The water worked its magic, helped along by his hand brushing off the more stubborn pieces of muck. “Ouch!” Norn hissed as he pulled his hand back as if something had bitten it. “Shit, that hurts.”

He cradled his hand, a mask of pain painted onto his face as he moved it closer to the fire. He held it out to get a closer look, the flickering, dim light from the fire causing the blood that dripped from his torn-open palm to look like black tar.

“Motherfucker…” Norn cursed, looking back at the offending ball. There didn’t look to be anything sharp sticking out of the spot he had wiped clean ; he couldn’t even see any of his blood. From the amount still seeping out of his open wound, he would have thought that his blood would have been all over it, but nothing was there.

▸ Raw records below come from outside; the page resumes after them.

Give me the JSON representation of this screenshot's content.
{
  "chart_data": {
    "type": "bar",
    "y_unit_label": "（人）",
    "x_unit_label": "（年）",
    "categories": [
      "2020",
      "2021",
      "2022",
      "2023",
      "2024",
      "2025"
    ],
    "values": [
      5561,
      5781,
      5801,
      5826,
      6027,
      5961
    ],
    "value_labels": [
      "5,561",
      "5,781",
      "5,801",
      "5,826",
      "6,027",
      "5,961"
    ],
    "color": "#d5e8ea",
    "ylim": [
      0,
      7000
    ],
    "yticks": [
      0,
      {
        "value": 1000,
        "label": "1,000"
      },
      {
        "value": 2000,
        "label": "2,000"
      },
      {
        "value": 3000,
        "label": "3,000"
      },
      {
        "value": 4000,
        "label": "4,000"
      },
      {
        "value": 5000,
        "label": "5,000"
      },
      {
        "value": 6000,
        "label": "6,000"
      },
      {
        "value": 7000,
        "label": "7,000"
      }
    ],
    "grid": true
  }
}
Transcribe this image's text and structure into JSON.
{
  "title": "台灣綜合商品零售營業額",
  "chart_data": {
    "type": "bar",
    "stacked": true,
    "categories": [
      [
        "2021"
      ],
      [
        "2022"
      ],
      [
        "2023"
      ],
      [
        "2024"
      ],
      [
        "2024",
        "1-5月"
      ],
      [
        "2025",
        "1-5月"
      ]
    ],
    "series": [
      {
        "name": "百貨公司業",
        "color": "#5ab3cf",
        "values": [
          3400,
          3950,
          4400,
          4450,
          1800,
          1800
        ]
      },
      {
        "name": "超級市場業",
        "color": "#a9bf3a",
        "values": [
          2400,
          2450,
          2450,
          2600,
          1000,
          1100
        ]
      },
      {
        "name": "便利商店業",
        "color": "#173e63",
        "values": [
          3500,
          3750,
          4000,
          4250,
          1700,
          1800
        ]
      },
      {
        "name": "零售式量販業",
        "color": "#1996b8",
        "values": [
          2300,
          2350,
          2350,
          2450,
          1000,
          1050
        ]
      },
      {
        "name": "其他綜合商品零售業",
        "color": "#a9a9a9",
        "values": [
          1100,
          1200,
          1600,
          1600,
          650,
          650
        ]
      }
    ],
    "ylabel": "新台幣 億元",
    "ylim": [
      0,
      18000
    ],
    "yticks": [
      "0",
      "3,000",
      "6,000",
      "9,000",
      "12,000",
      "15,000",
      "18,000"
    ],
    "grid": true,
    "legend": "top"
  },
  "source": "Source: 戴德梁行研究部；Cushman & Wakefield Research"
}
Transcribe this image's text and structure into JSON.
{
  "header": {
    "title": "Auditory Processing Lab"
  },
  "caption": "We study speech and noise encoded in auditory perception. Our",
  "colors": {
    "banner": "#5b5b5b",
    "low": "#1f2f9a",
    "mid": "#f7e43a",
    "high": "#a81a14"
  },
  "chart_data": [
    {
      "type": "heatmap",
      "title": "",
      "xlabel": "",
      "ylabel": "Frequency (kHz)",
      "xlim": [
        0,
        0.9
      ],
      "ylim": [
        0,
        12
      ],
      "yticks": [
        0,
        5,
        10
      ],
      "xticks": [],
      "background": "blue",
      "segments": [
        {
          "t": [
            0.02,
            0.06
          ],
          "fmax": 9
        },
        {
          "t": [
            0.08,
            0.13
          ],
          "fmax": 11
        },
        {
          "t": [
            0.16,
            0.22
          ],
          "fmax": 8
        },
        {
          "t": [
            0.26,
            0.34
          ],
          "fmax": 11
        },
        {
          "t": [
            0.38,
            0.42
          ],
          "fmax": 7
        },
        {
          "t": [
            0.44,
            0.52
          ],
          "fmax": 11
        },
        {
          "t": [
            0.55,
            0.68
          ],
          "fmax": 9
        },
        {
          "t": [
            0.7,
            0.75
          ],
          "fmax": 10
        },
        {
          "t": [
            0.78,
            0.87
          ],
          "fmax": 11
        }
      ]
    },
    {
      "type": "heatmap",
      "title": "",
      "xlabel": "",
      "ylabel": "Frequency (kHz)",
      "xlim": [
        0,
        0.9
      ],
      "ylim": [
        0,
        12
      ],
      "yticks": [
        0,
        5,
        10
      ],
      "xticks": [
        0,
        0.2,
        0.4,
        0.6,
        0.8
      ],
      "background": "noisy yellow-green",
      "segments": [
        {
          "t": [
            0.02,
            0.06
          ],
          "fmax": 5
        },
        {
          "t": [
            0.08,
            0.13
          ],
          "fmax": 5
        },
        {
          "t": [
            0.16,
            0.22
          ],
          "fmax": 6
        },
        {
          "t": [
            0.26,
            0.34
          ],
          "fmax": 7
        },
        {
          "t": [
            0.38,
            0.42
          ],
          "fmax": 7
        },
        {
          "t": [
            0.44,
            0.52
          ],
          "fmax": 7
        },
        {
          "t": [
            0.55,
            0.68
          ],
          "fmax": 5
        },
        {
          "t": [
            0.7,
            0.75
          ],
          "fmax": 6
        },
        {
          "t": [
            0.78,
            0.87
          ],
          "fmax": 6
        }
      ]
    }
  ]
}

Cautiously, he scooted back over to get a closer look. He was careful not to touch it, just in case there was a small and sharp edge that he couldn’t see in such murky light. Instead, he leaned over the head-sized ball of mud, marveling at what he had managed to expose to the chilly night air.

An almost transparent, emerald stone shone up at him. The area he had cleaned off was only the size of his palm, but from that, he could see everything. Swirls of golden light churned deep inside the stone, tying themselves into knots before exploding into magnificent patterns of geometric perfection. He was mesmerized by the spectacle, so enthralled with the dizzying display that he didn’t even notice the jagged lance of stone that had exploded from its surface, not until the excruciating pain washed over him just before his world went black.